Palestinian newspaper launched in 2006

Palestine Times was the only English-language daily Palestinian newspaper. It was a family-owned business with its main office in Ramallah. It was initially distributed all over the West Bank (including East Jerusalem) and the Gaza Strip. On March 13, 2007, the paper signed a contract with BAR, an Israeli newspaper distribution company, and was available in Israel too. It was to be aimed at the generally well-educated minority of Palestinians who speak English, as well as Israelis. The newspaper went out of business less than six months after its launch.

== History ==
The newspaper was launched on November 27, 2006. Its editor-in-chief was Othman Fakhri Mohammed. Its stated aim was to reflect all aspects of Palestinian life accurately to the world. It received no funding from any Palestinian political party or faction, and aimed to be independent. According to Mohammed during an interview with the Israeli daily Haaretz, "[Writing freely about negative stories in the PA]'s not a problem. I am a Palestinian and the writers are Palestinians. Beyond the fact that I'm biased in favor of the Palestinian cause, I don't see any problem with criticizing corruption or political phenomena in the territories.
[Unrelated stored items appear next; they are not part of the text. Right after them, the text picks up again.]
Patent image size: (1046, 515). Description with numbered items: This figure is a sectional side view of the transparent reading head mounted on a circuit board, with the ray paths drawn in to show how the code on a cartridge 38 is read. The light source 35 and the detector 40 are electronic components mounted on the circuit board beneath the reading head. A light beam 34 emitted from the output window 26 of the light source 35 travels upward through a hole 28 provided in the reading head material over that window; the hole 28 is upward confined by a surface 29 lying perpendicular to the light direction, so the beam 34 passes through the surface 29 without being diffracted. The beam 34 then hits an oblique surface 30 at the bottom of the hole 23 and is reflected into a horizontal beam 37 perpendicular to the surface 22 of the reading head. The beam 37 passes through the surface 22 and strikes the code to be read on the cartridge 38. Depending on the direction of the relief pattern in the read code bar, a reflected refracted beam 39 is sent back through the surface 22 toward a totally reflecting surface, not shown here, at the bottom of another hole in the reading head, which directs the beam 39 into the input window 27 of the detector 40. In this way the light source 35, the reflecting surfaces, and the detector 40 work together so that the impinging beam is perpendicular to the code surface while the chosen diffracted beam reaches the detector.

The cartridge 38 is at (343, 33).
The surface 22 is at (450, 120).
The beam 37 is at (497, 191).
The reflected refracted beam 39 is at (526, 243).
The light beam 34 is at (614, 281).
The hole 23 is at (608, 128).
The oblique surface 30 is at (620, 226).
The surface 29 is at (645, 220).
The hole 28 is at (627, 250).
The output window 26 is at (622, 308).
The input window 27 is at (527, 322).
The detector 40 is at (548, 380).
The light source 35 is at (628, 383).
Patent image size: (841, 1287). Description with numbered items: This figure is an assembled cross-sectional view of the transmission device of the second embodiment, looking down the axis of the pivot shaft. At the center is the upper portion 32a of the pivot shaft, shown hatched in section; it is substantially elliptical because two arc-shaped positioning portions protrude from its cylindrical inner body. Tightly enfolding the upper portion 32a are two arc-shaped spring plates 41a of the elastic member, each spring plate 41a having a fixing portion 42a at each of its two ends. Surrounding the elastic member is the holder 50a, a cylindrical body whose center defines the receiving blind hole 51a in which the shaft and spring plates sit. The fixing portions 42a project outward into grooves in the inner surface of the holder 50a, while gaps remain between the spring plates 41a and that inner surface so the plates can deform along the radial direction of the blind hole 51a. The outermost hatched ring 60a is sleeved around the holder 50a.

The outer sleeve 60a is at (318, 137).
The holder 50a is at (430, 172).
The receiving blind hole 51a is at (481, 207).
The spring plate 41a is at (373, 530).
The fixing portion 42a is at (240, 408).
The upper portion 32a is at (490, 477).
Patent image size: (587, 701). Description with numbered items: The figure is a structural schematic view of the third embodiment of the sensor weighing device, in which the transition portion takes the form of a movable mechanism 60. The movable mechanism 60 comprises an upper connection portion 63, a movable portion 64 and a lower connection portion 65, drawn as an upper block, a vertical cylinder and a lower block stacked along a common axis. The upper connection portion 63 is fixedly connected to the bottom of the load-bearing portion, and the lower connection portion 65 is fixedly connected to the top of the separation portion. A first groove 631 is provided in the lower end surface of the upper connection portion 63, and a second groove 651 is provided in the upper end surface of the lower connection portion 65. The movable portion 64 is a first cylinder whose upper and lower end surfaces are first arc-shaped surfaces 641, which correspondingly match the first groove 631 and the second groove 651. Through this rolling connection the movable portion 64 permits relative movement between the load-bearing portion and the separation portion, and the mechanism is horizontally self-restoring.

Our problem is that in this part of the world, they don't sue you for damaging someone, they simply shoot you. Therefore, I have to be careful." Ynetnews, an online Israeli English-language news site, included a "Congratulations" blurb over an article reporting on the publication of the newspaper. It was funded by advertising, subscriptions, and sales.

Among the notable journalists working for the paper were Khalid Amayreh, a journalist from Dura, Hebron region, whose original copy was written in English, unlike many of the paper's journalists who wrote in Arabic and whose copy was then translated. Almost all of the paper's journalistic contributors were Palestinians. Palestine Times was not a translated edition, since no Arabic-language version existed. In this respect the paper was more similar to the English-language Jerusalem Post rather than the Hebrew-language Haaretz, which publishes an English edition.

A monthly news website of the same name was previously established at www.ptimes.org but it was not associated with the daily newspaper. In addition, between 1999 and 2017, a media website under the name The Palestine Times was established at www.palestinetimes.com.

== Closure ==
Palestine Times ceased publication on May 18, 2007, citing "extreme financial difficulties." On July 18, The Jerusalem Post reported that Mohammed planned to resume publication of the newspaper in August. It did not relaunch, however, and its website (www.times.ps) remains inactive.